M. Pierre Brun n'écrit ni en français, ni en iroquois, mais bien en universitaire. L'universitaire est une langue qui comprend, comme le grec, plusieurs dialectes ; mais ils sont plus difficiles à classer. Au point de vue syntaxique, on y distingue surtout l'aimable dialecte du que ajouté qui rend si séduisant le sourire de M. Brunetière, et le dialecte pirouette, que quelques-uns prétendent imité du Sainte-Beuve. Mais peut-être vaut-il mieux distinguer d'après le vocabulaire. On aura alors : 1° le noble dialecte puriste ou docile, celui qui repousse avec terreur d'affreux néologismes comme « pittoresque » ou « sympathique » ; et 2° le dialecte enrichisseur ou révolté, dont M. Jean Richepin fait la gloire.

M. Pierre Brun parle ce dernier dialecte, avec moins de hardiesse toutefois que le touranien de la rue d'Ulm. M. Pierre Brun ne fait pas d'effets de torse, pour cause, et les poids qu'il soulève n'effraieront personne. Il n'a pas eu le courage de refaire sa rhétorique sur la place Maub et s'est contenté d'étudier Lucien Descaves. Ce bon écolier dit couramment « emmuré » pour aveugle ou aveuglé et craint, élégant, que « l'amour-propre d'auteur ne l'ait complètement emmuré. » Les savants appelleront sans doute archéo-néologique cette variété timide du dialecte universitaire enrichisseur. La syntaxe de M. Pierre Brun s'efforce aux grâces du « pirouette » et ne tombe que par accident rare dans le « que ajouté. »
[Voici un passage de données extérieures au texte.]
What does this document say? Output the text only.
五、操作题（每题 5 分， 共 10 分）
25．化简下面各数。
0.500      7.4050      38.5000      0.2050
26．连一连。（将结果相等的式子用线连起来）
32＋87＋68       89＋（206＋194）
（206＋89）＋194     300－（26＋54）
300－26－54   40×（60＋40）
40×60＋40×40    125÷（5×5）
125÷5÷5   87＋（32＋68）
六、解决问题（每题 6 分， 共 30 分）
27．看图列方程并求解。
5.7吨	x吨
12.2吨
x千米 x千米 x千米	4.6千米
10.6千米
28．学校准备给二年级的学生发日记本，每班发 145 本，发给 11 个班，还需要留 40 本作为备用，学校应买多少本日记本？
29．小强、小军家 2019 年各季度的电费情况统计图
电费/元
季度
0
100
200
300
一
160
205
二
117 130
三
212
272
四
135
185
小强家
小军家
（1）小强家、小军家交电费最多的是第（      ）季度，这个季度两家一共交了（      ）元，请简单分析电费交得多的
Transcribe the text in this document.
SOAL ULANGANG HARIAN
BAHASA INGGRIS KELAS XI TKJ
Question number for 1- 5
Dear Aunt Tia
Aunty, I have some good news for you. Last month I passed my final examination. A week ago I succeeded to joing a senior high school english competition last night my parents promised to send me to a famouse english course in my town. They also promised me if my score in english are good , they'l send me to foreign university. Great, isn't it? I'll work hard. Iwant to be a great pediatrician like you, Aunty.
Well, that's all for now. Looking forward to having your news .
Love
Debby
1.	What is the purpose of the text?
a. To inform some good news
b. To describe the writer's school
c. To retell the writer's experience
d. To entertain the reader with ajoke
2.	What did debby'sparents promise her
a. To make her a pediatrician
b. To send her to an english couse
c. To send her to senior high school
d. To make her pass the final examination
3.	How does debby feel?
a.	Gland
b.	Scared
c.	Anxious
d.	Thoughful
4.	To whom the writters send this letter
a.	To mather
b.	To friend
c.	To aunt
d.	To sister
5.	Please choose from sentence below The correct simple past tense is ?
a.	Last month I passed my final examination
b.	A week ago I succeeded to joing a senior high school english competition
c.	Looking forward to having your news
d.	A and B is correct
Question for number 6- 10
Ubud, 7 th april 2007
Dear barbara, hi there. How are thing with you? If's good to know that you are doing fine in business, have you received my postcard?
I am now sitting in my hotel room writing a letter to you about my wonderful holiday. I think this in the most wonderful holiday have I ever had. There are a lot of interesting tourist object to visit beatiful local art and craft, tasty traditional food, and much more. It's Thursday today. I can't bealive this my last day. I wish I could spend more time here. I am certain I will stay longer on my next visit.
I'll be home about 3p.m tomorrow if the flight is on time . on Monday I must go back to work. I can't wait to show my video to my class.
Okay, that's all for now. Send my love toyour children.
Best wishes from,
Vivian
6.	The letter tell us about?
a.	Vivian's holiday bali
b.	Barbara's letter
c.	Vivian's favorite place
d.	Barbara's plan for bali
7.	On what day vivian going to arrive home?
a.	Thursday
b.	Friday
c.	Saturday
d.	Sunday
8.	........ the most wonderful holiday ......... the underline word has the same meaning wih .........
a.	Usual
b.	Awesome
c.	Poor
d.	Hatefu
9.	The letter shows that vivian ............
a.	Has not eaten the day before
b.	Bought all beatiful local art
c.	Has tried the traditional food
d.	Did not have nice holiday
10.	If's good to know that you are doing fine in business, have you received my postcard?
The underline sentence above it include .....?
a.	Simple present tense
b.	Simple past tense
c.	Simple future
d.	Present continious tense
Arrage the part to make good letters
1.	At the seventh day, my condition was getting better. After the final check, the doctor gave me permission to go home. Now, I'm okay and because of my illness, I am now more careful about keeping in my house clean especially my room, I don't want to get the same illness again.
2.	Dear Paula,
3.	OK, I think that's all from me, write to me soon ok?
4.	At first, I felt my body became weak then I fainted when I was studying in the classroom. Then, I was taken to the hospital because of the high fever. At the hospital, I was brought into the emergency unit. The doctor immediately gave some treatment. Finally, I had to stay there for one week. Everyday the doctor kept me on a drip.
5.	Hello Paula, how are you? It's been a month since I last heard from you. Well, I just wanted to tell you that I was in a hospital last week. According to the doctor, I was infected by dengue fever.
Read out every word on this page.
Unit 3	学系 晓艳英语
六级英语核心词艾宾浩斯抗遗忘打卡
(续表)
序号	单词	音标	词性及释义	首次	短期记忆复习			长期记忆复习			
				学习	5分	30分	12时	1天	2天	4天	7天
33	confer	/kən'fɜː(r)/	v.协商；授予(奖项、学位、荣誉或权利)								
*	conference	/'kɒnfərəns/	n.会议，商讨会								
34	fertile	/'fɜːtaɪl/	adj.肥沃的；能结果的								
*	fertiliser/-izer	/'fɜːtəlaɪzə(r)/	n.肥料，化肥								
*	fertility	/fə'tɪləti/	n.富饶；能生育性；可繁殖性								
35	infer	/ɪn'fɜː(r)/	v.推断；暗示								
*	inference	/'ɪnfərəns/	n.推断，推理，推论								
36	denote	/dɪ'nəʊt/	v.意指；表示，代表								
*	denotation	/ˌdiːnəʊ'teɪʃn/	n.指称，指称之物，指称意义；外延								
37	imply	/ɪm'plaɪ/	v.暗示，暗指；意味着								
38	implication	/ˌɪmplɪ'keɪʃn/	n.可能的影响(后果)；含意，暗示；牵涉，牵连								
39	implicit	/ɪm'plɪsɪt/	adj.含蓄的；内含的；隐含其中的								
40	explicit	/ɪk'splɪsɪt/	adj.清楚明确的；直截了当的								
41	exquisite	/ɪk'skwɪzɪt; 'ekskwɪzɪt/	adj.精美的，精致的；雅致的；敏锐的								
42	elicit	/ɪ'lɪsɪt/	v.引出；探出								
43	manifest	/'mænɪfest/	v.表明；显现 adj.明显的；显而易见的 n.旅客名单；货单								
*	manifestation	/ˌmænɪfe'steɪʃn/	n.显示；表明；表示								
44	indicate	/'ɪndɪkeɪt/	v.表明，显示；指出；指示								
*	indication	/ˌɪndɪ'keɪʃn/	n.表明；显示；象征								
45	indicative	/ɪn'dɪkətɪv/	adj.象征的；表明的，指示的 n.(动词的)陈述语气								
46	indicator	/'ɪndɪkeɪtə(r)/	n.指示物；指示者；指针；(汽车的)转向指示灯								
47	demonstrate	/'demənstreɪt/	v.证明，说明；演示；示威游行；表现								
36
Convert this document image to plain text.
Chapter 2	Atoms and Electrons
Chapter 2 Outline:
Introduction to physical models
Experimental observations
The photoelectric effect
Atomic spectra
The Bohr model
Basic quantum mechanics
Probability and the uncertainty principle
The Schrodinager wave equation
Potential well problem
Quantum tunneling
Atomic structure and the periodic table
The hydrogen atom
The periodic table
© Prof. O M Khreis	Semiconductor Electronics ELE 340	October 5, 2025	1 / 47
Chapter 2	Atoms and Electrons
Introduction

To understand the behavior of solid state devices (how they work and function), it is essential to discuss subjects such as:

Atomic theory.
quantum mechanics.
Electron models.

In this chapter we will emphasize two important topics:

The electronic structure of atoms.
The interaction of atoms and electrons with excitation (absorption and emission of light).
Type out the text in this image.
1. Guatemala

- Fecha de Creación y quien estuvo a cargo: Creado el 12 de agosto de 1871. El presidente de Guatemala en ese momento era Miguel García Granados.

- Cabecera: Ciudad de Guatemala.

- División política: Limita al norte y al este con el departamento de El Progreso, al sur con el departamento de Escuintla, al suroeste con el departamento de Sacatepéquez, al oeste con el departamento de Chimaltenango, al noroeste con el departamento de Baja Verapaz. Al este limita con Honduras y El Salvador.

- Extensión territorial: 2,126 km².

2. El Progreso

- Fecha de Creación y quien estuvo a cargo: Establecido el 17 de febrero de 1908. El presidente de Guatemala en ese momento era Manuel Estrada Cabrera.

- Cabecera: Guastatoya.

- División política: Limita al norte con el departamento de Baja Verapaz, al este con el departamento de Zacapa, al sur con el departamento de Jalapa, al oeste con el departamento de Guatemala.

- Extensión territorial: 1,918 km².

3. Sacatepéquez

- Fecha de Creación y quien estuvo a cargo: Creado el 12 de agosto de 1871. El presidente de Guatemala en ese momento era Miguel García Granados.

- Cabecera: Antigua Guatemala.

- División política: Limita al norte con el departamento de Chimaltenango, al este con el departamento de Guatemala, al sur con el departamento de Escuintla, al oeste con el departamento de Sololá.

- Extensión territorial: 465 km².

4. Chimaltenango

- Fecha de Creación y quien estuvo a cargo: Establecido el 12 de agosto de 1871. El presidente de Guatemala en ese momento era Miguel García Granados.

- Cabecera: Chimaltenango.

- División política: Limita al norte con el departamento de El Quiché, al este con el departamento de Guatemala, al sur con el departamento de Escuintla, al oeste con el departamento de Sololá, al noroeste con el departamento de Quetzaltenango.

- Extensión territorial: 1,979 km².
Le plus ancien livre de lui que je connaisse est un volume sur Savinien de Cyrano Bergerac. C'est, intéressante peut-être par le sujet traité et par l'abondance de la documentation, une thèse avec tous les mérites lourds et ennuyeux du genre. Une biographie consciencieuse s'efforce de remplacer la légende. Il en sort un Cyrano aussi héroïque et plus rarement violent, mélange curieux de bravoure et de douceur. Jamais ce grand duelliste ne se battit pour lui-même. Seulement il ne savait pas dire non et il servait de second à quiconque le lui demandait. Il partait pour le combat sans enthousiasme, parfois avec un peu d'ennui. Mais le choc des épées le grisait et il finissait par tuer des indifférents pour n'avoir pas osé chagriner par un refus d'autres indifférents. Amusante comme sa vie extérieure, l'histoire de son esprit, des amis qui l'entouraient, du milieu singulier qui transforma parfois son originalité native en monstruosité. Par exemple, dès que M. le docteur se met à résumer les livres de Cyrano, il convient de fermer sa thèse ; seul un mathématicien pourrait trouver l'abrégé plus court que les oeuvres analysées.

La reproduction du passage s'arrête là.